Carbon credits represent a somewhat contentious issue in discussions on climate action. Although environmental groups including the World Wildlife Fund advise companies looking to reduce their footprint to consider carbon credits as a last resort, CoreZero’s Dzigciot is adamant about their role in the climate agenda. “Carbon credits are a necessary transition to a green economy,” she says, adding that advancements in environmentally friendly technologies are failing to keep pace with economic growth.

Not all carbon credits are created the same. Avoidance credits, such as those generated by CoreZero projects, represent a quantity of emissions prevented from entering into the atmosphere in the first instance. Emissions can be avoided by recycling waste, for example. Removal credits on the other hand are derived from actions taken to extract carbon from the atmosphere, such as tree planting.

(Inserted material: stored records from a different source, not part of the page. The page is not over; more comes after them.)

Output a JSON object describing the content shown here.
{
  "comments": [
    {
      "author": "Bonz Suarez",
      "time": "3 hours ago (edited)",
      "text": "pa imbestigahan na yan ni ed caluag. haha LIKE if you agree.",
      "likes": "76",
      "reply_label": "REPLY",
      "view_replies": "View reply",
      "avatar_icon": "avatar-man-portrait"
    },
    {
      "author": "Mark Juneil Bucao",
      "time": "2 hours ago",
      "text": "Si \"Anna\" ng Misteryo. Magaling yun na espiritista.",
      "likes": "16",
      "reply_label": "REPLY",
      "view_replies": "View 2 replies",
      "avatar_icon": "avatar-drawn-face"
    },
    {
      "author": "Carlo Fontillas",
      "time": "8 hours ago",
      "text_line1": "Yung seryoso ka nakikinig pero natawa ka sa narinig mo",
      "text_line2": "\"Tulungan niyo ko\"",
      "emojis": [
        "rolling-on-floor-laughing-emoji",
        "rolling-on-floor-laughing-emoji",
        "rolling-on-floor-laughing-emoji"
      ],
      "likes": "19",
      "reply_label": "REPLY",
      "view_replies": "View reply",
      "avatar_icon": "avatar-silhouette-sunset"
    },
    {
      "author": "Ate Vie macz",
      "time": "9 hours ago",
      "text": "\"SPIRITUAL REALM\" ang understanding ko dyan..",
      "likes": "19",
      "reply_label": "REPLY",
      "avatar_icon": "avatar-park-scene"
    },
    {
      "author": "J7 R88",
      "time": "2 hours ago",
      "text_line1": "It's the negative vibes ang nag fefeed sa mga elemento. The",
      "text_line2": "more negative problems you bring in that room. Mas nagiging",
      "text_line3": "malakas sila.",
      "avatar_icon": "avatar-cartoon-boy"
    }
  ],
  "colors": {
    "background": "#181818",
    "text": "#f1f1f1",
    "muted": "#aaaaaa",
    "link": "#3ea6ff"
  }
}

“The great thing about avoidance credits is that they have an immediate impact on CO2 reduction,” Dzigciot notes.

CoreZero is one of a growing number of exponents of the market for food-waste avoidance credits. Verra, one of the ‘big four’ carbon offset registries, launched its own methodology for generating carbon credits from food waste in July 2023.

Offsetting is only one side of the CoreZero coin, however. The other is supporting social enterprises in serving vulnerable communities and, to that end, the climate tech startup has already seen success. In part thanks to the sale of carbon credits generated using the CoreZero platform, explains Dzigciot, “BAMX is already improving its ability to bring food to those who need it most”.